Did you know that beauticians are trained to not discuss politics, race or religion while they perm, flip and or crimp your hair?
Barbershops and beauty shops are places where black folk discuss and sometimes debate politics, surely neighbors, breakups and make-ups. Similar to churches, these are places where the races separate. In the salon we can, as they say, “let our hair down” or even let down our hair extensions.
On my recent visit to a beauty school at Northwest Plaza, my student stylist and I were in the midst of a discussion about Barack Obama, a hot topic anywhere. With the hair dryer blowing, I heard a voice yell across the room, “Y’all gonna have to change that conversation. Students are not allowed to discuss politics, race or religion in here.”
My immediate reaction was, “I know she is not talking to me.”
I settled in and thought, “This is America, not a communist regime; I have a right to discuss whatever I want.”
Moreover, our boys are fighting a war now, allegedly in order to provide Iraqis with the very freedoms we enjoy here in America, while our freedoms are being eroded every day, little by little. At one time, after 9/11, the political climate was so intense, if anyone dared to speak out against George W. Bush you were seen as unpatriotic.
Now the beauty shop is no longer our safe haven.
This supervisor went on to say, while pointing in my face, “You can talk about whatever you want, but he can’t,” meaning the student.
After this, she began hovering near us, monitoring the conversation like an overseer on the plantation. Using examples of Dred Scott, the Rev. Martin Luther King Jr. – great people who spoke up and out against injustice – I tried to show the student stylist the ridiculous and demeaning nature of this rule. He refused to comment, acting like an apathetic coward.

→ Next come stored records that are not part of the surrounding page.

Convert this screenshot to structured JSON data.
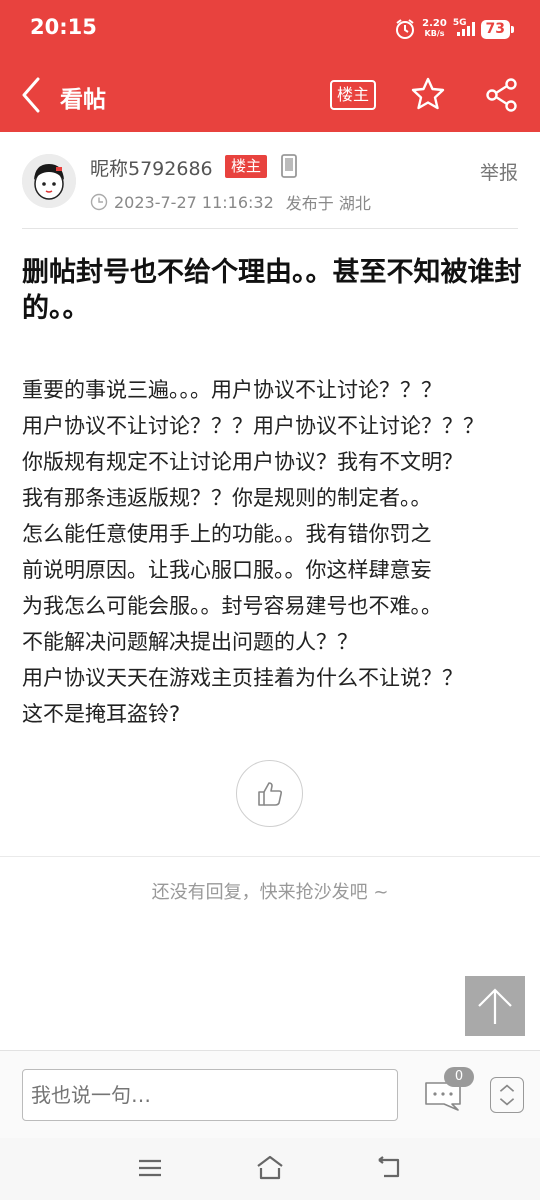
{
  "status_bar": {
    "time": "20:15",
    "net_speed_value": "2.20",
    "net_speed_unit": "KB/s",
    "network": "5G",
    "battery": "73",
    "icons": [
      "alarm-icon",
      "signal-icon"
    ]
  },
  "navbar": {
    "title": "看帖",
    "louzhu_button": "楼主",
    "icons": [
      "back-arrow-icon",
      "star-icon",
      "share-icon"
    ]
  },
  "post": {
    "author": {
      "nickname": "昵称5792686",
      "badge": "楼主",
      "device_icon": "phone-icon"
    },
    "timestamp": "2023-7-27 11:16:32",
    "location_label": "发布于 湖北",
    "report_label": "举报",
    "title": "删帖封号也不给个理由。。甚至不知被谁封的。。",
    "body_lines": [
      "重要的事说三遍。。。用户协议不让讨论？？？",
      "用户协议不让讨论？？？用户协议不让讨论？？？",
      "你版规有规定不让讨论用户协议？我有不文明？",
      "我有那条违返版规？？你是规则的制定者。。",
      "怎么能任意使用手上的功能。。我有错你罚之",
      "前说明原因。让我心服口服。。你这样肆意妄",
      "为我怎么可能会服。。封号容易建号也不难。。",
      "不能解决问题解决提出问题的人？？",
      "用户协议天天在游戏主页挂着为什么不让说？？",
      "这不是掩耳盗铃?"
    ]
  },
  "replies": {
    "empty_text": "还没有回复，快来抢沙发吧 ~"
  },
  "comment_bar": {
    "placeholder": "我也说一句…",
    "comment_count": "0"
  },
  "colors": {
    "brand_red": "#e8423e",
    "badge_gray": "#9a9a9a",
    "to_top_gray": "#a9a9a9"
  }
}
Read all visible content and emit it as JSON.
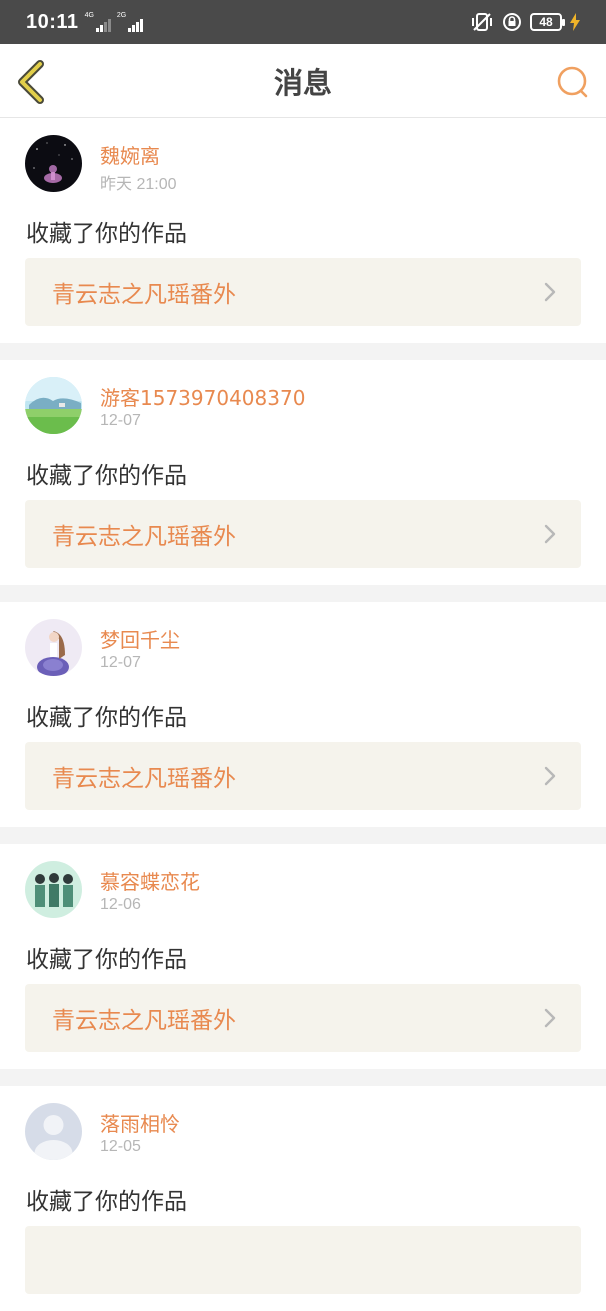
{
  "status_bar": {
    "time": "10:11",
    "net1": "4G",
    "net2": "2G",
    "battery": "48"
  },
  "header": {
    "title": "消息"
  },
  "colors": {
    "accent": "#e8894f",
    "back_icon": "#d8c43a",
    "card_bg": "#f5f3ec",
    "separator": "#f3f3f3"
  },
  "icons": {
    "back": "chevron-left-icon",
    "search": "search-icon",
    "row_arrow": "chevron-right-icon"
  },
  "messages": [
    {
      "username": "魏婉离",
      "date": "昨天 21:00",
      "action": "收藏了你的作品",
      "work_title": "青云志之凡瑶番外"
    },
    {
      "username": "游客1573970408370",
      "date": "12-07",
      "action": "收藏了你的作品",
      "work_title": "青云志之凡瑶番外"
    },
    {
      "username": "梦回千尘",
      "date": "12-07",
      "action": "收藏了你的作品",
      "work_title": "青云志之凡瑶番外"
    },
    {
      "username": "慕容蝶恋花",
      "date": "12-06",
      "action": "收藏了你的作品",
      "work_title": "青云志之凡瑶番外"
    },
    {
      "username": "落雨相怜",
      "date": "12-05",
      "action": "收藏了你的作品",
      "work_title": ""
    }
  ]
}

I ceased all conversation, just sitting like a Fetch, the empty-headed Negro actor. After my stylish finished, I thanked him (without a tip), then said I would not return. When I got ready to leave, I was asked not to come back. Kicked out! It’s true that you get what you pay for – that’s the lesson I got out of this.

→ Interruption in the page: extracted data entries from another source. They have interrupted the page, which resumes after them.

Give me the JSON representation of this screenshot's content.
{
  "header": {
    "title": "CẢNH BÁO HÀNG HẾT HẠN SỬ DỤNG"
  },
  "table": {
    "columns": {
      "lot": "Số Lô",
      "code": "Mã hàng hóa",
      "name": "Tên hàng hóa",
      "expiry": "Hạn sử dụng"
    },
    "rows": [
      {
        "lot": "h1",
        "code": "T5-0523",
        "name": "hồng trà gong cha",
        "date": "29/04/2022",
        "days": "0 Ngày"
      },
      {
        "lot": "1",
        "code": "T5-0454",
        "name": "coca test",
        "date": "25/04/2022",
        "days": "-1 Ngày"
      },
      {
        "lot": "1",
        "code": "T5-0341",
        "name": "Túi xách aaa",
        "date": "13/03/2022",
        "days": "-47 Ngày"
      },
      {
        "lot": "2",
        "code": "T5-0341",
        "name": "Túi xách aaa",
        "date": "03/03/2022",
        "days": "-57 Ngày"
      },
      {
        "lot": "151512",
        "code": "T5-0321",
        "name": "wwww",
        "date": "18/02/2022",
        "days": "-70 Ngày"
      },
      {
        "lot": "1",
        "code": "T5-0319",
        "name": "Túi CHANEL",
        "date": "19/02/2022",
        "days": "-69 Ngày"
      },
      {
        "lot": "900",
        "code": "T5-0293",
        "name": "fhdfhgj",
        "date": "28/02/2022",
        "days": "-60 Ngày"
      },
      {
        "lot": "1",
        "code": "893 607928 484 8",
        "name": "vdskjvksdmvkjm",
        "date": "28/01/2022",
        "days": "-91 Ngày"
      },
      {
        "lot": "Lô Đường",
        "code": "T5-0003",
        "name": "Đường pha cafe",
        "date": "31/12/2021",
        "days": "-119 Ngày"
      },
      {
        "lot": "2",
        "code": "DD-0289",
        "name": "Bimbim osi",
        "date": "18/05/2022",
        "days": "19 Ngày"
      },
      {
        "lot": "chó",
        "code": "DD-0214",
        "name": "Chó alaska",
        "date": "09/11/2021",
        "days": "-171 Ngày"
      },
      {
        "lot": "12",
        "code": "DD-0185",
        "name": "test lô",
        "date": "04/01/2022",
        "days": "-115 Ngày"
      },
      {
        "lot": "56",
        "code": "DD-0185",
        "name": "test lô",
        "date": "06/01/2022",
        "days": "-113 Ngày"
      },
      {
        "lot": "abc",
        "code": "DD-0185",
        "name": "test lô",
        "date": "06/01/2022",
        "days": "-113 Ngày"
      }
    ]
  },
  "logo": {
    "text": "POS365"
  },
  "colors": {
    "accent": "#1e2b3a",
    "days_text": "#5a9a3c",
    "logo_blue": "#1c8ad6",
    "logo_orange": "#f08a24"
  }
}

Ultimately, the Big Brother policies set forth in this pseudo salon are intended to limit and reduce the black voice. Supreme among the freedoms we have earned as blacks in America is the freedom of speech, a prized freedom.

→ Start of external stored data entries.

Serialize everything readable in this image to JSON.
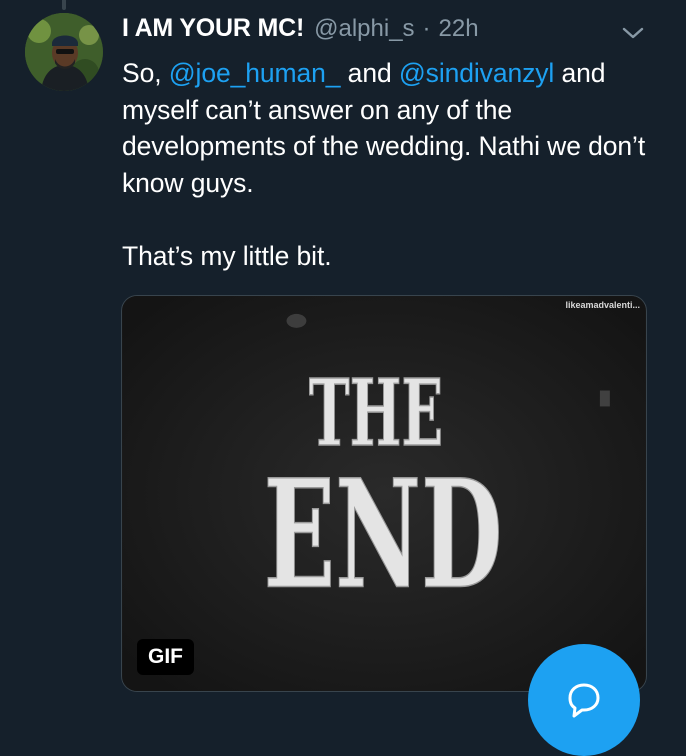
{
  "tweet": {
    "display_name": "I AM YOUR MC!",
    "handle": "@alphi_s",
    "separator": "·",
    "time": "22h",
    "body": {
      "line1_prefix": "So, ",
      "mention1": "@joe_human_",
      "line1_mid": " and ",
      "mention2": "@sindivanzyl",
      "line1_suffix": " and myself can’t answer on any of the developments of the wedding. Nathi we don’t know guys.",
      "paragraph2": "That’s my little bit."
    },
    "media": {
      "watermark": "likeamadvalenti...",
      "art_line1": "THE",
      "art_line2": "END",
      "badge": "GIF"
    }
  },
  "icons": {
    "caret": "chevron-down-icon",
    "compose": "reply-bubble-icon"
  },
  "colors": {
    "background": "#15202b",
    "accent": "#1da1f2",
    "secondary_text": "#8899a6"
  }
}
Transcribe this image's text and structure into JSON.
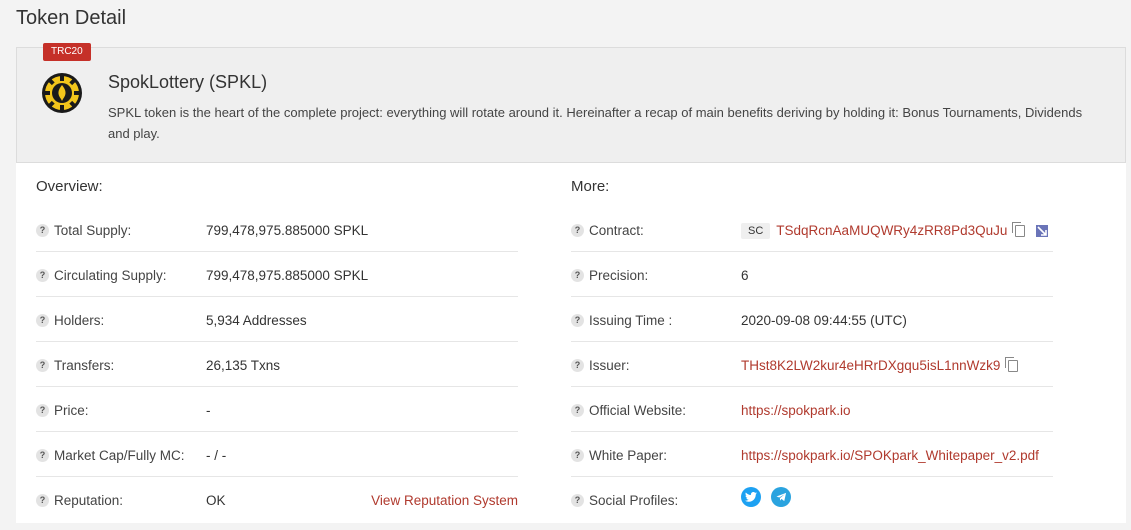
{
  "page_title": "Token Detail",
  "token": {
    "badge": "TRC20",
    "name": "SpokLottery (SPKL)",
    "description": "SPKL token is the heart of the complete project: everything will rotate around it. Hereinafter a recap of main benefits deriving by holding it: Bonus Tournaments, Dividends and play.",
    "logo_icon": "token-logo-icon"
  },
  "overview": {
    "title": "Overview:",
    "rows": [
      {
        "label": "Total Supply:",
        "value": "799,478,975.885000 SPKL"
      },
      {
        "label": "Circulating Supply:",
        "value": "799,478,975.885000 SPKL"
      },
      {
        "label": "Holders:",
        "value": "5,934 Addresses"
      },
      {
        "label": "Transfers:",
        "value": "26,135 Txns"
      },
      {
        "label": "Price:",
        "value": "-"
      },
      {
        "label": "Market Cap/Fully MC:",
        "value": "- / -"
      },
      {
        "label": "Reputation:",
        "value": "OK",
        "link": "View Reputation System"
      }
    ]
  },
  "more": {
    "title": "More:",
    "rows": [
      {
        "label": "Contract:",
        "tag": "SC",
        "value": "TSdqRcnAaMUQWRy4zRR8Pd3QuJu"
      },
      {
        "label": "Precision:",
        "value": "6"
      },
      {
        "label": "Issuing Time :",
        "value": "2020-09-08 09:44:55 (UTC)"
      },
      {
        "label": "Issuer:",
        "value": "THst8K2LW2kur4eHRrDXgqu5isL1nnWzk9"
      },
      {
        "label": "Official Website:",
        "value": "https://spokpark.io"
      },
      {
        "label": "White Paper:",
        "value": "https://spokpark.io/SPOKpark_Whitepaper_v2.pdf"
      },
      {
        "label": "Social Profiles:",
        "icons": [
          "twitter-icon",
          "telegram-icon"
        ]
      }
    ]
  },
  "question_mark": "?",
  "colors": {
    "accent": "#b03a2e",
    "badge": "#c53028",
    "twitter": "#1da1f2",
    "telegram": "#2aa3df"
  }
}
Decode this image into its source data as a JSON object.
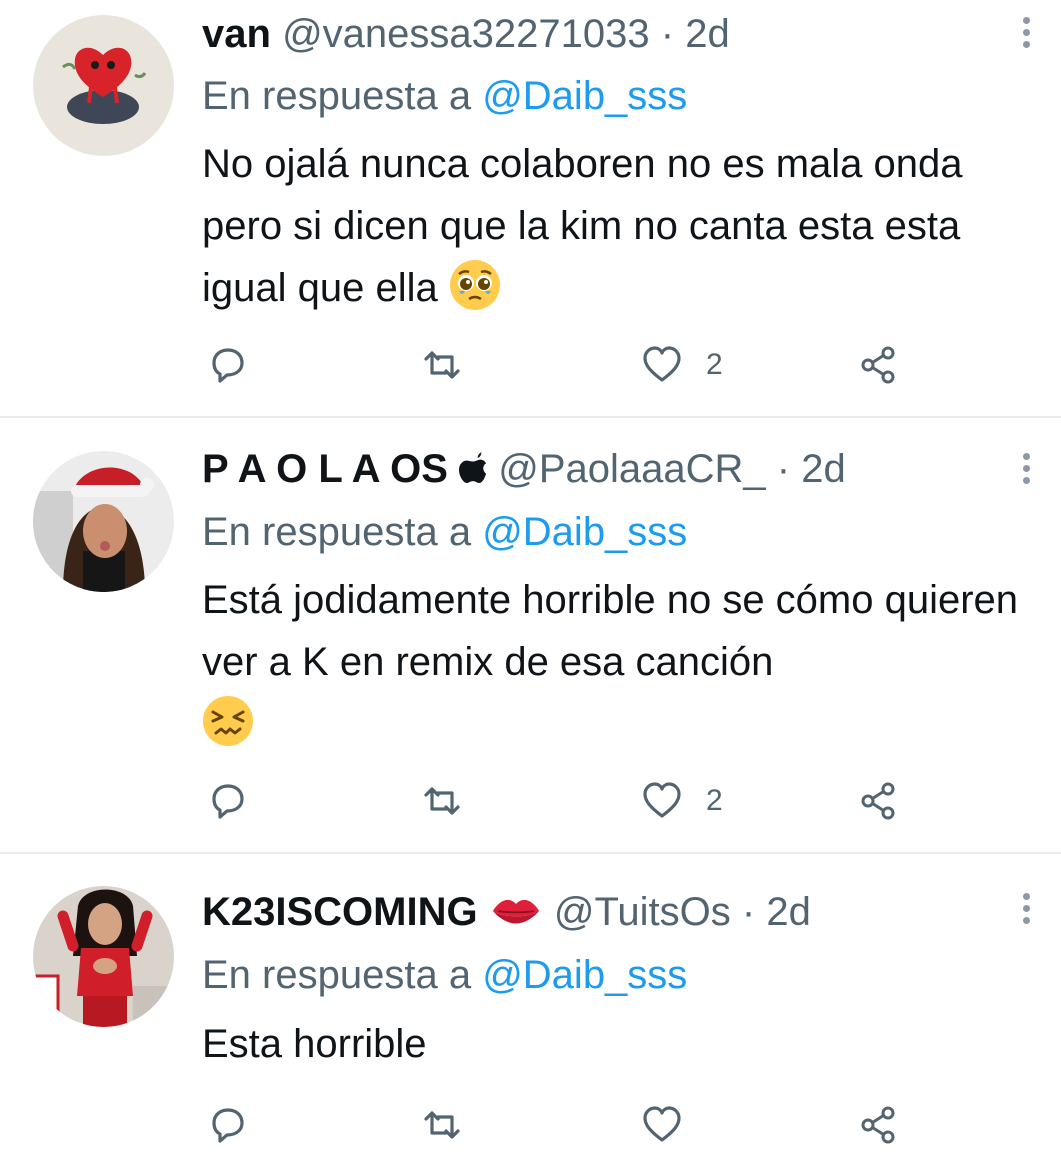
{
  "tweets": [
    {
      "name": "van",
      "handle": "@vanessa32271033",
      "separator": "·",
      "time": "2d",
      "reply_prefix": "En respuesta a",
      "reply_to": "@Daib_sss",
      "text": "No ojalá nunca colaboren no es mala onda pero si dicen que la kim no canta esta esta igual que ella",
      "emoji": "pleading-face",
      "likes": "2",
      "avatar": "heart-character-avatar"
    },
    {
      "name": "P A O L A OS",
      "name_icon": "apple-icon",
      "handle": "@PaolaaaCR_",
      "separator": "·",
      "time": "2d",
      "reply_prefix": "En respuesta a",
      "reply_to": "@Daib_sss",
      "text": "Está jodidamente horrible no se cómo quieren ver a K en remix de esa canción",
      "emoji": "confounded-face",
      "likes": "2",
      "avatar": "girl-santa-hat-avatar"
    },
    {
      "name": "K23ISCOMING",
      "name_icon": "kiss-mark-icon",
      "handle": "@TuitsOs",
      "separator": "·",
      "time": "2d",
      "reply_prefix": "En respuesta a",
      "reply_to": "@Daib_sss",
      "text": "Esta horrible",
      "likes": "",
      "avatar": "woman-red-outfit-avatar"
    }
  ],
  "colors": {
    "text": "#0f1419",
    "secondary": "#536471",
    "mention": "#1d9bf0",
    "divider": "#e9ecef",
    "icon": "#536471"
  },
  "icons": {
    "reply": "reply-icon",
    "retweet": "retweet-icon",
    "like": "heart-icon",
    "share": "share-icon",
    "more": "more-options-icon"
  }
}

Case in point: Barack Obams’s former pastor, the Rev. Jeremiah White, certainly felt that among his people he could share his deepest, most disconcerting thoughts – in his church, with his people. But he found out that freedom is not free.
Exercising your freedoms may cause some discomfort, it may cause you to lose something of value, but none the less, it’s worth fighting for. From here on out, I will remain loyal to my stylist around my corner in my community.